Veelbelovend en soms ’n beetje pech
“Hoe je zo’n onderzoek begint? Eerst kijk je in de literatuur welke informatie er al is omtrent ‘asperges + ziekte’, waarna je de onderzoeksvraag meer kan specificeren. Verder helpen bepaalde protocollen binnen het bedrijf voor het maken van de praktische opzet. Je kunt je onderzoek bijvoorbeeld beginnen door de grond ‘ziek’ te maken en de aspergezaden te behandelen. Je kunt direct aan de plant meten of dit effect heeft. Of de plant überhaupt nog leeft, gewicht verliest of morfologische veranderingen ondergaat. En zo ga je verder; ik werk in cycli van ca. drie tot vier weken. Zo lang duurt het voordat een aspergeplantje opkomt. Ik scherp de proef steeds aan op basis van de resultaten. Het lijkt veelbelovend tot nu toe. Al ging er vorige week wat mis, beetje pech. Maar ook dat hoort erbij!”

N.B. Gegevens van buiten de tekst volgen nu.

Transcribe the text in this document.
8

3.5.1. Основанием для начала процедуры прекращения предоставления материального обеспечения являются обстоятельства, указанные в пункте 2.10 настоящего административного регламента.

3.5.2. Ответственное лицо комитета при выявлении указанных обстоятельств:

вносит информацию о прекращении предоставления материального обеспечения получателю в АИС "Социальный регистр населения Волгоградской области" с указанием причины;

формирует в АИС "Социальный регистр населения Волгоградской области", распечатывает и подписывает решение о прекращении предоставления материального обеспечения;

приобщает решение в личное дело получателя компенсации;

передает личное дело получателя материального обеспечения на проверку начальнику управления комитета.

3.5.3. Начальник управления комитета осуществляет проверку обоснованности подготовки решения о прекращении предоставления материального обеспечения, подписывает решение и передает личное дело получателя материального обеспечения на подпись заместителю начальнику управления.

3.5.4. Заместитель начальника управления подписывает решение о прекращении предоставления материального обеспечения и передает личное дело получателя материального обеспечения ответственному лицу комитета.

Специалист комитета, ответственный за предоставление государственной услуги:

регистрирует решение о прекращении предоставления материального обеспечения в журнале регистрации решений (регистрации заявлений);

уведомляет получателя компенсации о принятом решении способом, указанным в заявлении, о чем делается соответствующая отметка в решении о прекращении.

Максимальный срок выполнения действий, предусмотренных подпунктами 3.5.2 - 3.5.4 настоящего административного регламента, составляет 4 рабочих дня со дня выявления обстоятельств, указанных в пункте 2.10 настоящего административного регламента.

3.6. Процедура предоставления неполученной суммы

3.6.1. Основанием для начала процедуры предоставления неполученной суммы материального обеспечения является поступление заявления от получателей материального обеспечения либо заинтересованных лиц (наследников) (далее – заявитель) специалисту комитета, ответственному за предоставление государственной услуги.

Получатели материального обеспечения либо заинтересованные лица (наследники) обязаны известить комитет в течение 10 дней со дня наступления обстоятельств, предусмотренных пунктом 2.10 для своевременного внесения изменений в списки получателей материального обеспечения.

Zelf experimenten bedenken
“Bejo zou graag de resultaten van mijn onderzoek gebruiken en willen toepassen op hun product. Dat is leuk! Al eerder liep ik een stage, maar dan via mijn universiteit in samenwerking met Monsanto. Het verschil met deze bedrijfsstage nu is dat de eerste meer fundamenteel onderzoek betreft en mijn huidige stage echt toegepast is. Er is bij Bejo meer mogelijk, er is veel materiaal voorhanden en ruimte in de kassen. Dus je kunt sneller werken en verkrijgt hierdoor eerder resultaat. Ik vind het ook fijn dat ik redelijk vrij wordt gelaten in wat ik doe. Ik mag zelf nieuwe experimenten bedenken en inzetten. Als ik vragen heb of dingen niet zeker weet, dan ga ik naar mijn begeleider. Dat vind ik fijn werken. Sowieso heerst hier een fijne werksfeer! Ook gezellig: er werkt hier nog een stagiaire van mijn opleiding op dezelfde afdeling Fytopathologie. We helpen elkaar af en toe bij elkaars experimenten, soms is het best veel werk om te zaaien en prettig om op elkaar te kunnen terugvallen.”
Veredeling heeft toekomst
“Na deze stage heb ik er nog één jaar te gaan. Deze zou ik graag in het buitenland doen, maar ik weet nog niet waar. Het projectbureau van Seed Valley maar weer vragen? In elk geval heb ik besloten dat ik het liefst later bij een veredelingsbedrijf ga werken. Ik vind plantonderzoek nogmaals het leukste en er zit toekomst in. We moeten toch met z’n allen blijven eten op de aarde en daartoe is het goed als gewassen worden verbeterd. Voor mijn opleiding ga ik nog een aantal vrije vakken kiezen, die in die richting interessant zijn. Mogelijk volg ik deze bij de WUR Wageningen. Ik hoop dan in maart 2015 mijn studie af te ronden.”
Sterk in de wereld
“Ik vind het bijzonder dat de veredelingsbedrijven samenwerken onder de koepel van de Seed Valley. In principe heerst er stevige concurrentie. Maar omdat gezamenlijk wordt gezien dat er meer mensen nodig zijn in de sector zijn ze geclusterd. En dat is goed, want zo staan ze samen sterker in de wereld!”